Congenital Adrenal Hyperplasia 

Congenital adrenal hyperplasia is a group of genetic adrenal disorders that affect hormone production. 

In order for the body’s adrenal glands to produce the hormones that assist with numerous bodily functions, they need help from enzymes. But certain genetic mutations can cause the body to underproduce these enzymes, which forces the body to overproduce androgens (male sex hormones) while not making enough cortisol (stress and illness response hormones). This is known as congenital adrenal hyperplasia (CAH), which is classified in two ways. There is classic CAH, which is observed in infancy, and nonclassic CAH, which is usually detected in late childhood or early adulthood. 

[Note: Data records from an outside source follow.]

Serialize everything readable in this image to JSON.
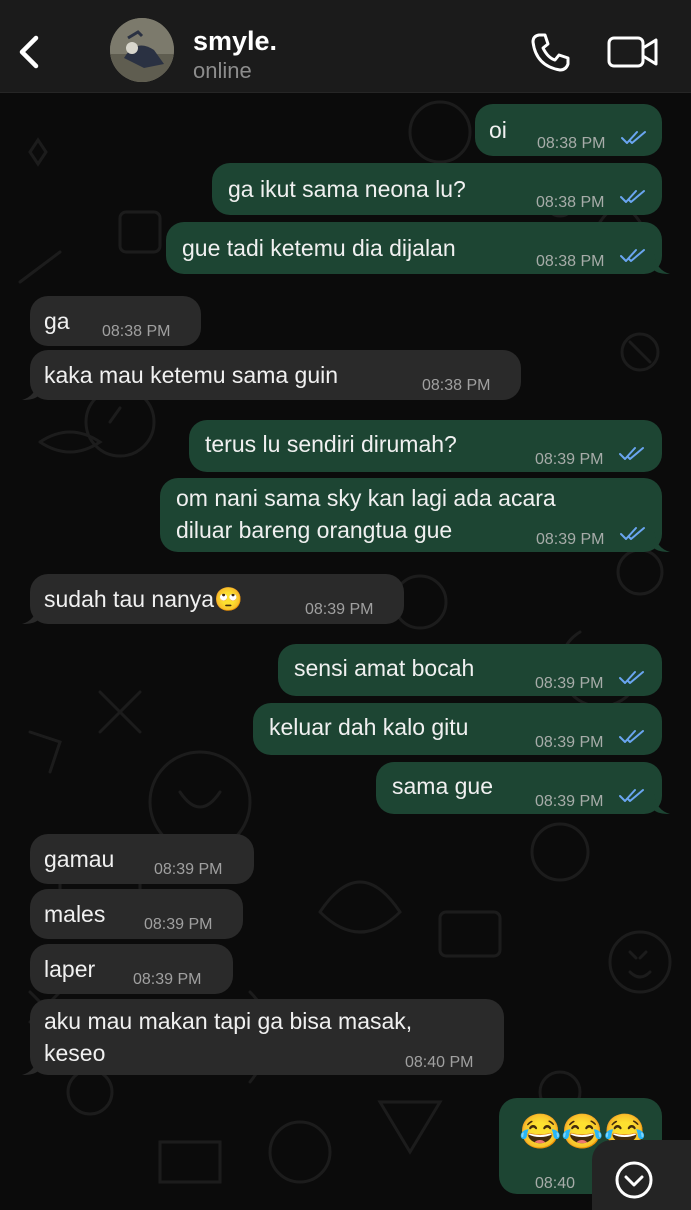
{
  "contact": {
    "name": "smyle.",
    "status": "online"
  },
  "messages": [
    {
      "dir": "out",
      "text": "oi",
      "time": "08:38 PM",
      "read": true
    },
    {
      "dir": "out",
      "text": "ga ikut sama neona lu?",
      "time": "08:38 PM",
      "read": true
    },
    {
      "dir": "out",
      "text": "gue tadi ketemu dia dijalan",
      "time": "08:38 PM",
      "read": true
    },
    {
      "dir": "in",
      "text": "ga",
      "time": "08:38 PM"
    },
    {
      "dir": "in",
      "text": "kaka mau ketemu sama guin",
      "time": "08:38 PM"
    },
    {
      "dir": "out",
      "text": "terus lu sendiri dirumah?",
      "time": "08:39 PM",
      "read": true
    },
    {
      "dir": "out",
      "text": "om nani sama sky kan lagi ada acara\ndiluar bareng orangtua gue",
      "time": "08:39 PM",
      "read": true
    },
    {
      "dir": "in",
      "text": "sudah tau nanya🙄",
      "time": "08:39 PM"
    },
    {
      "dir": "out",
      "text": "sensi amat bocah",
      "time": "08:39 PM",
      "read": true
    },
    {
      "dir": "out",
      "text": "keluar dah kalo gitu",
      "time": "08:39 PM",
      "read": true
    },
    {
      "dir": "out",
      "text": "sama gue",
      "time": "08:39 PM",
      "read": true
    },
    {
      "dir": "in",
      "text": "gamau",
      "time": "08:39 PM"
    },
    {
      "dir": "in",
      "text": "males",
      "time": "08:39 PM"
    },
    {
      "dir": "in",
      "text": "laper",
      "time": "08:39 PM"
    },
    {
      "dir": "in",
      "text": "aku mau makan tapi ga bisa masak,\nkeseo",
      "time": "08:40 PM"
    },
    {
      "dir": "out",
      "text": "😂😂😂",
      "time": "08:40",
      "read": false
    }
  ],
  "icons": {
    "back": "chevron-left-icon",
    "call": "phone-icon",
    "video": "video-camera-icon",
    "scroll": "chevron-down-icon"
  },
  "colors": {
    "outgoing_bubble": "#1d4533",
    "incoming_bubble": "#2a2a2a",
    "read_ticks": "#6aa5f0"
  }
}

What Causes Congenital Adrenal Hyperplasia? 

Congenital adrenal hyperplasia is a genetic condition inherited from one or both parents, who either have CAH themselves or are carriers of its genetic defect. As such, there is no way to prevent a child from developing CAH in the womb. 

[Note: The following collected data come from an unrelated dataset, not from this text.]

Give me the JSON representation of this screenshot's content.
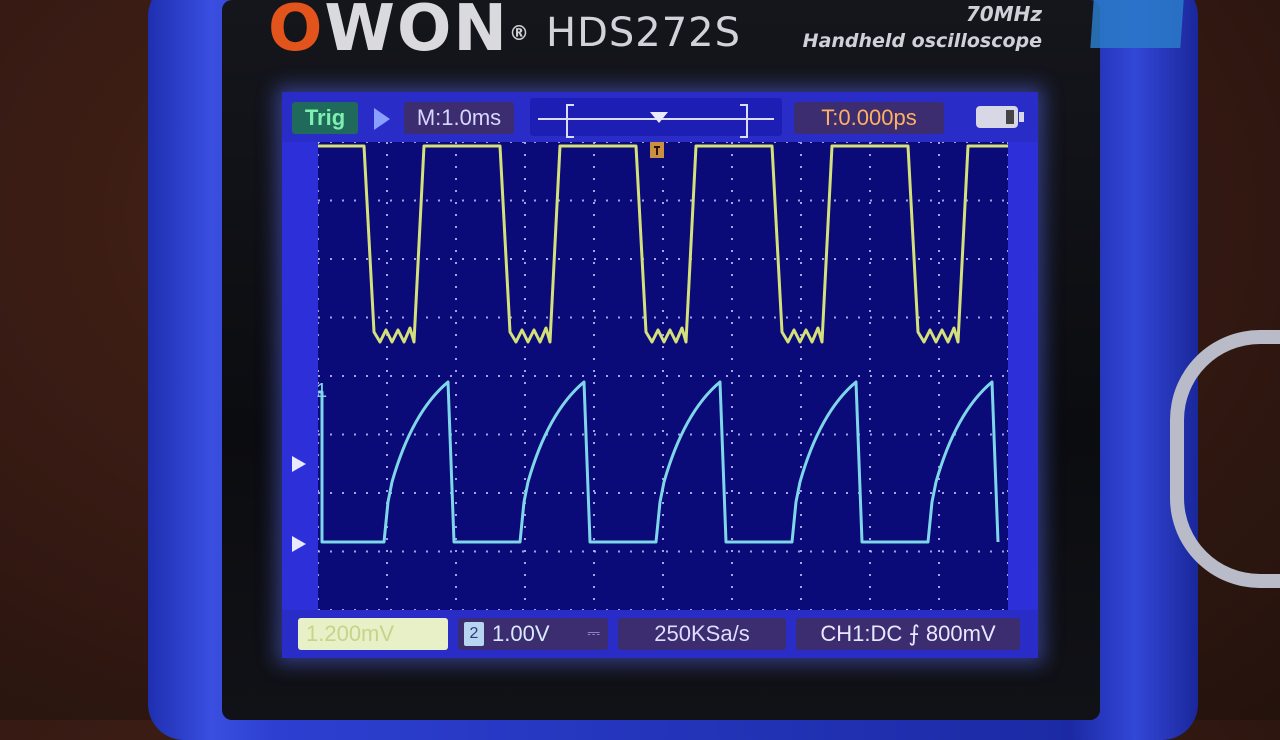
{
  "device": {
    "brand": "OWON",
    "registered_mark": "®",
    "model": "HDS272S",
    "bandwidth": "70MHz",
    "product_name": "Handheld oscilloscope"
  },
  "screen": {
    "top_bar": {
      "trigger_status": "Trig",
      "timebase": "M:1.0ms",
      "trigger_time": "T:0.000ps"
    },
    "bottom_bar": {
      "ch1_scale": "1.200mV",
      "ch2_number": "2",
      "ch2_scale": "1.00V",
      "ch2_coupling": "⎓",
      "sample_rate": "250KSa/s",
      "trigger_source": "CH1:DC ⨍ 800mV"
    },
    "markers": {
      "ch2_level": "1",
      "trigger_position_icon": "trigger-marker-icon"
    }
  },
  "colors": {
    "ch1_trace": "#d4e07a",
    "ch2_trace": "#7fd6e8",
    "grid_bg": "#0a0a78",
    "grid_dots": "#c8c8ff",
    "screen_frame": "#2d2fd8",
    "brand_orange": "#e2541b"
  }
}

Signs & Symptoms of Congenital Adrenal Hyperplasia 

Classic congenital adrenal hyperplasia, which doctors always screen for at birth, can cause children to expel too much salt and water in their urine (salt-wasting CAH) as a result of low aldosterone levels. Simple-virilizing CAH, another form of classic CAH, is less severe as the body is able to produce slightly more aldosterone than in salt-wasting CAH. In both instances, cortisol levels may be low while androgen levels rise.  

Signs to look for include:

  • Premature signs of or changes in puberty 
  • Fast early growth, but short final height 
  • Abnormal external genitalia, particularly in females 
  • Development of male characteristics in females 

Nonclassic CAH does not show up in infant blood screening and isn’t usually identified until at least late childhood (though it can also be diagnosed in adults). This is the mildest form of congenital adrenal hyperplasia.  

Symptoms include: 

  • Early signs of and changes in puberty 
  • Fast growth in childhood and teenage years 
  • Irregular menstrual periods 
  • Male-pattern baldness 

Diagnosing Congenital Adrenal Hyperplasia 

Nonclassic congenital adrenal hyperplasia is usually only diagnosed when a patient begins to exhibit symptoms. Classic CAH is almost always diagnosed in infants. 

Treating Congenital Adrenal Hyperplasia 

While there is no cure for congenital adrenal hyperplasia, it can be managed with proper treatment. This is especially important for people living with classic CAH, which can cause a life-threatening adrenal crisis if left untreated. Classic CAH is treated with hormone replacement medications, while nonclassic CAH does not always require treatment. Corticosteroids or fertility drugs may be prescribed in some cases. The specialists at Tampa General Hospital expertly treat congenital adrenal hyperplasia and other adrenal/endocrine disorders with world-class care.